Après 2019, l’année 2021 est le deuxième record du nombre de mouvements féminins avec 127 répertoriés, soit 42 % du total des changements observés. Parmi ceux-ci, ce sont les compétences sociales qui sont les plus recherchées chez les associées (64 % des mouvements). Suivent, derrière, le M&A et la finance, avec une tendance à l’augmentation des recrutements de femmes spécialisées sur les sujets de conformité ou de données personnelles.
Corporate, concurrence/distri et immobilier, les expertises les plus recherchées
Plus globalement et sans grande surprise, c’est la pratique corporate/M&A qui génère le plus de mouvements d’associés (24 %). Compte tenu du marché extrêmement actif, le private equity est également à l’honneur avec 35 mouvements d’associés spécialisés (2e chiffre historique après 2019). Mais ce sont plusieurs autres expertises qui ont battu le record de mouvements d’associés en 2021. D’abord la concurrence, consommation, distribution (34 changements), autrement appelé droit économique. Rappelons par exemple la création du cabinet Bodari Avocats par Inès Daulouède et Romain Bourgade, anciens de DS Avocats (Cf. LJA 1508). Le droit public des affaires (31) et l’immobilier sont également dans le peloton de tête des expertises recherchées. « Si on y ajoute les mouvements records des experts de l’urbanisme et de l’environnement, on voit émerger la structuration de pôles de compétences liées aux évolutions sociétales autour de grandes thématiques structurantes comme l’environnement et l’urbanisme », précise l’étude. À l’image de la stratégie mise en œuvre, au printemps dernier, par Lacourte Raquin Tatar, qui a recruté Xavier de Lesquen et Benoît Neveu, associés respectivement en environnement/urbanisme et en contrats publics (Cf. LJA 1491).

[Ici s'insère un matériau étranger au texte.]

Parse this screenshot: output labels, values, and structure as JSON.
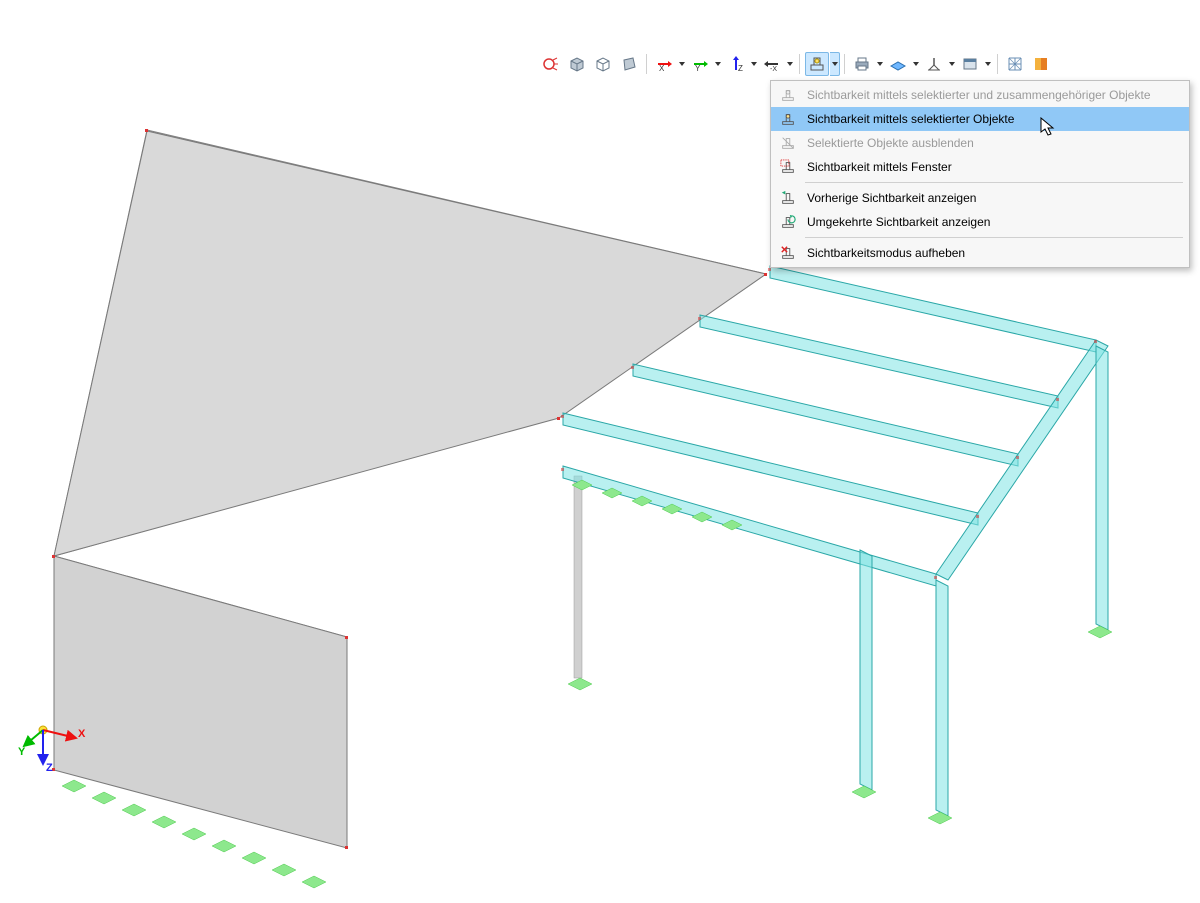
{
  "toolbar": {
    "iso_label": "ISO",
    "axes": {
      "x": "X",
      "y": "Y",
      "z": "Z",
      "neg_x": "-X"
    }
  },
  "menu": {
    "items": [
      {
        "label": "Sichtbarkeit mittels selektierter und zusammengehöriger Objekte",
        "disabled": true
      },
      {
        "label": "Sichtbarkeit mittels selektierter Objekte",
        "highlight": true
      },
      {
        "label": "Selektierte Objekte ausblenden",
        "disabled": true
      },
      {
        "label": "Sichtbarkeit mittels Fenster"
      }
    ],
    "items2": [
      {
        "label": "Vorherige Sichtbarkeit anzeigen"
      },
      {
        "label": "Umgekehrte Sichtbarkeit anzeigen"
      }
    ],
    "items3": [
      {
        "label": "Sichtbarkeitsmodus aufheben"
      }
    ]
  },
  "gizmo": {
    "x": "X",
    "y": "Y",
    "z": "Z"
  }
}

C’est en revanche la chute libre pour le droit fiscal, spécialité qui était la deuxième la plus recherchée en 2020 et qui, cette année, est en queue de peloton. Ceci s’explique sans doute par la fin de la guerre entre Fidal et KPMG Avocats et la fin des transferts entre les deux maisons. Ce serait finalement un retour à la normale pour une spécialité qui se compose d’associés assez sédentaires, qui ne cèdent pas au chant des sirènes si facilement.